We walked back through the streets to his house. He gave us some dried sage and taught us how to properly burn it. I didn’t want to leave this place, because it is full of history and knowledge and wisdom that I know I can’t find back home, but it was time to go. We had spent an amazing two and a half hours with Xoma. When I originally asked him last weekend how much it would cost for our tour, he said 150 rand each ($12 US), and I had 300 rand ready. But he had given me something worth SO much more than that. Something priceless. An experience, a connection. I had whispered to Brian as we were entering the house to give him $100 US. And as it came time to leave, I asked him if he had a way to change US dollars to rand. He said he did have a savings account at the bank. Brian handed him two $50 bills. There was this moment of silence that permeated the little house that was decorated with so many amazing things (things that I felt each had a story and importance to Xoma). Tears welled up in his eyes and he said he knew it. He knew we were going to pay him in US currency. And he had actually had a little frustrated talk with himself about it before we arrived and said “money is money”. But what he didn’t know was that we were going to give him that much. When I do something charitable, I only give to individuals. I never give to big organizations. I like to know where my money is going. But I want to make it clear that this was not charity by any stretch of the imagination. I wanted Xoma to know how much he and his story (history) meant to me. And this was the one way I knew I could make a difference in his day the way he had made in mine. We said a warm goodbye to Xoma. I do hope we can meet again someday. As we walked back down the little path from Xoma’s house to the car, Brian asked if I was in my zen place. He knew the answer.

We headed into Cape Town with one goal in mind- LUNCH!! We never eat out- we had eaten out once last weekend in Hout Bay, and this would be the 2nd time. The housesitters I had met said they had lunch at Mama Africa’s on Long Street and that it was really good. I had seen the menu as we walked by and there was a “mixed grill” of exotic African meats that I knew I had to try! Brian ordered the mixed grill, I ordered the bobotie (a very popular African dish). The mixed grill had crocodile, ostrich, springbok, kudu (a type of antelope), and warthog (that we ordered extra) on skewers, and then one sausage that was a combination of springbok and kudu. The bobotie was a ground beef that had so many exotic tasting spices in it- reminded me a bit of curry spices. Now, to the mixed grill…I am a carnivore through and through and make no apologies for it. The crocodile was just like alligator- very good and chickeny tasting. The wart hog was just like pork. I was raised in Texas and I know meat. Ostrich had become my new favorite meat over Christmas. But now, it is springbok and kudu. The flavors- my god they were AMAZING!! So tender!! It practically melted in your mouth. I could have eaten pounds of it!! Mama Africa’s is kind of a “touristy” type restaurant, and now I just wanted to drive out into the bush and have some freshly killed springbok and kudu cooked over an open fire by some African woman who knew how to cook!

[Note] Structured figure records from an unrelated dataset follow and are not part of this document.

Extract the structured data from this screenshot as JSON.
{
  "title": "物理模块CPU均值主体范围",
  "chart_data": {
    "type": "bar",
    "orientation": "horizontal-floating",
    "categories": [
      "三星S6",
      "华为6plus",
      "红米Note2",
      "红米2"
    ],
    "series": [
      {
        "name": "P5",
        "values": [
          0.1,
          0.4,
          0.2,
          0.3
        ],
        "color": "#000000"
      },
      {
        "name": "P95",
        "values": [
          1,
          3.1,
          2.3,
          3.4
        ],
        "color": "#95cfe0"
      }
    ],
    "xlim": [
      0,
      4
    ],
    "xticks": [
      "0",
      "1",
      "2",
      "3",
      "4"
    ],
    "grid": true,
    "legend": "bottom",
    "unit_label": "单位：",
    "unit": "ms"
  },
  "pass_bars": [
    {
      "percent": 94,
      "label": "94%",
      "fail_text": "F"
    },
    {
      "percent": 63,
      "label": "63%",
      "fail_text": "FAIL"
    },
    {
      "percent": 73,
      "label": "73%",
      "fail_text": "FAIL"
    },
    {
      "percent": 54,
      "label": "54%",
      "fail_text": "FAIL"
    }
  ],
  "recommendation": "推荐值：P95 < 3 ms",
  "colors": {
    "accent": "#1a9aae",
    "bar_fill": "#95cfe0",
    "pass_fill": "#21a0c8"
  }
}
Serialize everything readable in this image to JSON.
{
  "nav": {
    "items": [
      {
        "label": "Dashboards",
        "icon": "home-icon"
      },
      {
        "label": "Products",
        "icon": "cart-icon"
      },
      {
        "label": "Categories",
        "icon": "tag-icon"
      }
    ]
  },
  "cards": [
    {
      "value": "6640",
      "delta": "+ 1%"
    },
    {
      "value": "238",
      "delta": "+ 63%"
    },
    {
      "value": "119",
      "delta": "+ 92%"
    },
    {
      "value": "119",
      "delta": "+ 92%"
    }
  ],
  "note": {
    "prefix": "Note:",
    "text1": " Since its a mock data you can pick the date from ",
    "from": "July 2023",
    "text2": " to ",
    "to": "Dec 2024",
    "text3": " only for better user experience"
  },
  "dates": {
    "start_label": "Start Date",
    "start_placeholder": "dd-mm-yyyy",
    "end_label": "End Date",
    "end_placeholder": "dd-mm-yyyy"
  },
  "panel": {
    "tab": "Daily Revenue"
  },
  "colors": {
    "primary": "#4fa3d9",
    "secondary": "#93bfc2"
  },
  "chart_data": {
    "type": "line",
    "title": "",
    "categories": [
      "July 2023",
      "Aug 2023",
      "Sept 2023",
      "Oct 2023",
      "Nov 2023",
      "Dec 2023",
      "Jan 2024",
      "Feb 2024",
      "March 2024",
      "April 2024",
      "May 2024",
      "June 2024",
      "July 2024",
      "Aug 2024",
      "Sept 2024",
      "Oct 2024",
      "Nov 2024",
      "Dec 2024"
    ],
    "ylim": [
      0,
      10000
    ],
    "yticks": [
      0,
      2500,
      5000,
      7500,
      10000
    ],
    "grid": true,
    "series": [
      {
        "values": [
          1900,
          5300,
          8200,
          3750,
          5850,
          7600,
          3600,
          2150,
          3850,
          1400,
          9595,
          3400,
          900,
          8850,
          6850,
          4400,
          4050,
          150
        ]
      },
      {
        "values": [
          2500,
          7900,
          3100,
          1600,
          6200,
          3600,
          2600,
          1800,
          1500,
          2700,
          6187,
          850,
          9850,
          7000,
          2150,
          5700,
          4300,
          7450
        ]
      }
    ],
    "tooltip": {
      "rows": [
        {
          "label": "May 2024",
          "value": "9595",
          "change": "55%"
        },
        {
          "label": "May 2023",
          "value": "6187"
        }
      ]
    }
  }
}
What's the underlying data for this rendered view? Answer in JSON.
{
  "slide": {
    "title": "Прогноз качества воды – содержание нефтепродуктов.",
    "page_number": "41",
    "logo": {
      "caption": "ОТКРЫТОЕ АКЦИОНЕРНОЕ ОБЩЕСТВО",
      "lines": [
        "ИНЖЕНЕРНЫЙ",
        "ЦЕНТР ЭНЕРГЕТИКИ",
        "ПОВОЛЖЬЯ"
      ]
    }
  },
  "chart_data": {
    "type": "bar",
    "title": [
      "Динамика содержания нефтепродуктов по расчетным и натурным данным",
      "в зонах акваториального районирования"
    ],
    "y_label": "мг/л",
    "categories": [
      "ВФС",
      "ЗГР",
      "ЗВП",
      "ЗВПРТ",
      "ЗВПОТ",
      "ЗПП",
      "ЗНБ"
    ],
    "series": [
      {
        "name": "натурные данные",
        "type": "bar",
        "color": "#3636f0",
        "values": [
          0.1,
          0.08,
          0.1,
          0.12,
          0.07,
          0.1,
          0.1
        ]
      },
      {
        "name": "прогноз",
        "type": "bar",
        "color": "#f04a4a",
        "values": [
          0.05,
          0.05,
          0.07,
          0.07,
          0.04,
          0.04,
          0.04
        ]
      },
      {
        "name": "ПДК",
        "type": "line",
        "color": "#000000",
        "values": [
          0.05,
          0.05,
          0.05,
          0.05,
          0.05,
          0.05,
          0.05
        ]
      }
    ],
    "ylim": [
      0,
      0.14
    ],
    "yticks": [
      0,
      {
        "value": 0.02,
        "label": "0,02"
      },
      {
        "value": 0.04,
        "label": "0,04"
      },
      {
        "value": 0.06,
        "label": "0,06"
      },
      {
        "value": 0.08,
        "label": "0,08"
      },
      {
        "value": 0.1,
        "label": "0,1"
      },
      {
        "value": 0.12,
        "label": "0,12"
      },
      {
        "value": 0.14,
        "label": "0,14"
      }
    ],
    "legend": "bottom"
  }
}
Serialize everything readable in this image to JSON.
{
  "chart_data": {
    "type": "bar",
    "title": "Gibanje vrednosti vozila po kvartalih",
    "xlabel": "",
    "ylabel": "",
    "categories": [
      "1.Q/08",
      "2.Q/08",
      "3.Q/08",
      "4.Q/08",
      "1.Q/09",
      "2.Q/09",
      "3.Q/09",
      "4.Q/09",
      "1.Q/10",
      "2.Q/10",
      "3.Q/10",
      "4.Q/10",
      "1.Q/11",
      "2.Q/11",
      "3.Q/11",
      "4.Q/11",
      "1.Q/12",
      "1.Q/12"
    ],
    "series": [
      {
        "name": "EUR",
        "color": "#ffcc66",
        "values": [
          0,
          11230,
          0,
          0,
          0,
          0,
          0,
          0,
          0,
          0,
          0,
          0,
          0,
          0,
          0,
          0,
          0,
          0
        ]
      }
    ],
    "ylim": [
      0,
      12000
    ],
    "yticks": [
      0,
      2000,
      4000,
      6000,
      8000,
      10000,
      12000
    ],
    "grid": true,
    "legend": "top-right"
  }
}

Mixed grill- from left to right: Crocodile, Springbok, Ostrich, Kudu, Springbok/Kudu sausage, Warthog

We were STUFFED. Headed back through the streets of Cape Town, over the mountain, down to the coast, and back to the house in Simon’s Town for the last time. Got the housesitters settled in, did a little packing, and went to sleep early to prepare for our last adventure tomorrow morning and the flight that would take me away from beautiful South Africa in the evening.